Possible explanations I’m considering:
- Hidden token usage (tool calls, file operations, etc.)
- Context being repeatedly reprocessed
- Reported token count not reflecting actual billed usage
I’ve already contacted support to clarify.
Also, is there any reliable way to track how token usage maps to quota consumption in Claude Code?
Right now, the reported token count (\~100k) doesn’t explain the actual quota usage (90%+), which makes it very hard to predict or control usage.
Curious if others have experienced something similar or can explain how this is supposed to work.
If support provides any explanation, I’ll update this thread.
Hyp3rSoniX@reddit
You might want to ask this in r/Anthropic instead. There you will find more people actually using Claude Code.
Here you will mostly find folks who use locally runnable or open source/weight models instead.
About your question:
Claude Code has some baked in System prompts and tools that fill up the context by itself. In my case, a fresh session without any message already takes up 23.8k tokens of the context window:
Anthropic keeps updating and changing the system prompt, so the number will change from time to time. Also the model itself is secretive about its system prompt. When asked to show, it will refuse to do so.
Also calls have a prompt cache ttl (time to live) of 5 minutes. So whenever the model answers and you wait longer than 5 Minutes to re-prompt - the cache will have died and your entire current context will deduce from your quota. Otherwise if you stay within the prompt-cache timer and if the cache does get hit, only newly added or generated tokens are "billed".
I'm also not sure about the thinking/reasoning of the model. Even though by default it is kinda hidden in the cli itself, I'm not sure if in the background those are sent back-and-forth as well - which also could explain the usage.
But in general, the 20$ claude subscription yields very little usage. Some people can't even get one prompt finished within the quota.
user92554125@reddit
The default system prompt is bloated as f.

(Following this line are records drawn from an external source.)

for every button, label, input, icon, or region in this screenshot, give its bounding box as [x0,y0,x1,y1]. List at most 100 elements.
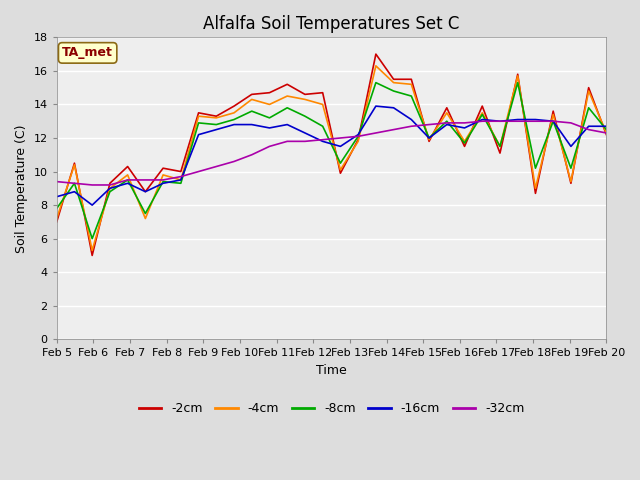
-2cm [372,51,380,57]
-8cm [514,80,522,85]
-8cm [53,205,61,211]
-2cm [425,138,433,144]
-8cm [212,122,220,128]
-16cm [602,123,610,129]
-4cm [141,216,149,221]
Line: -8cm: -8cm [57,83,606,239]
-8cm [248,108,255,114]
-2cm [106,180,114,186]
-16cm [532,117,540,122]
-8cm [549,119,557,124]
-32cm [479,119,486,124]
-16cm [88,202,96,208]
-16cm [195,132,202,137]
-4cm [479,110,486,116]
-32cm [372,130,380,136]
-8cm [70,180,78,186]
-8cm [532,165,540,171]
-4cm [514,73,522,79]
-4cm [461,138,468,144]
-2cm [53,219,61,225]
-2cm [301,92,308,97]
-16cm [567,144,575,149]
-2cm [88,252,96,258]
-2cm [195,110,202,116]
-8cm [567,165,575,171]
-4cm [372,63,380,69]
-8cm [106,189,114,194]
-32cm [266,144,273,149]
-8cm [425,135,433,141]
-8cm [443,119,451,124]
-32cm [567,120,575,126]
Text: TA_met: TA_met [62,47,113,60]
-16cm [212,127,220,132]
-2cm [532,191,540,196]
-8cm [390,88,397,94]
-16cm [549,119,557,124]
-2cm [70,160,78,166]
-16cm [496,119,504,124]
-4cm [195,113,202,119]
-8cm [177,180,185,186]
-32cm [141,177,149,183]
Legend: -2cm, -4cm, -8cm, -16cm, -32cm: -2cm, -4cm, -8cm, -16cm, -32cm [134,397,529,420]
-16cm [301,130,308,136]
-16cm [53,194,61,200]
-32cm [514,119,522,124]
-4cm [408,82,415,87]
-8cm [88,236,96,241]
-4cm [355,138,362,144]
Line: -4cm: -4cm [57,66,606,251]
Title: Alfalfa Soil Temperatures Set C: Alfalfa Soil Temperatures Set C [204,15,460,33]
-8cm [602,127,610,132]
-2cm [479,103,486,109]
-4cm [106,185,114,191]
-32cm [53,179,61,184]
-4cm [53,216,61,221]
-2cm [284,82,291,87]
Y-axis label: Soil Temperature (C): Soil Temperature (C) [15,124,28,252]
-16cm [159,180,167,186]
Line: -16cm: -16cm [57,106,606,205]
-32cm [70,180,78,186]
-4cm [549,112,557,118]
-32cm [390,127,397,132]
-32cm [248,152,255,157]
-4cm [248,96,255,102]
-32cm [461,120,468,126]
-8cm [479,112,486,118]
-2cm [567,180,575,186]
-16cm [124,180,131,186]
-16cm [284,122,291,128]
-32cm [88,182,96,188]
X-axis label: Time: Time [316,364,347,377]
-4cm [602,130,610,136]
-16cm [266,125,273,131]
-8cm [372,80,380,85]
-16cm [425,135,433,141]
-4cm [443,110,451,116]
-2cm [585,85,593,91]
-16cm [443,122,451,128]
-16cm [390,105,397,111]
-16cm [106,185,114,191]
-16cm [337,144,344,149]
-16cm [408,117,415,122]
-2cm [461,144,468,149]
-32cm [443,120,451,126]
-32cm [301,138,308,144]
-32cm [585,127,593,132]
-2cm [177,168,185,174]
-32cm [124,177,131,183]
-8cm [355,133,362,139]
-2cm [496,150,504,156]
-32cm [602,130,610,136]
-32cm [177,174,185,180]
-4cm [284,93,291,99]
-4cm [390,80,397,85]
-4cm [567,179,575,184]
-2cm [248,92,255,97]
-4cm [425,137,433,143]
-32cm [106,182,114,188]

I use this to patch the system prompt alongside some usability tweaks. Been using it for \~2 months without bans, and context usage is greatly improved with no performance degradation.
I'm not the author of the tool, and not sure if using it can flag your account.
sagiroth@reddit
What you are experiencing is initial system prompt which is bloated that is embedded into Claude code. At work I often just ask simple question and Bam 6% of 4 hour quota spent. Next one much smaller.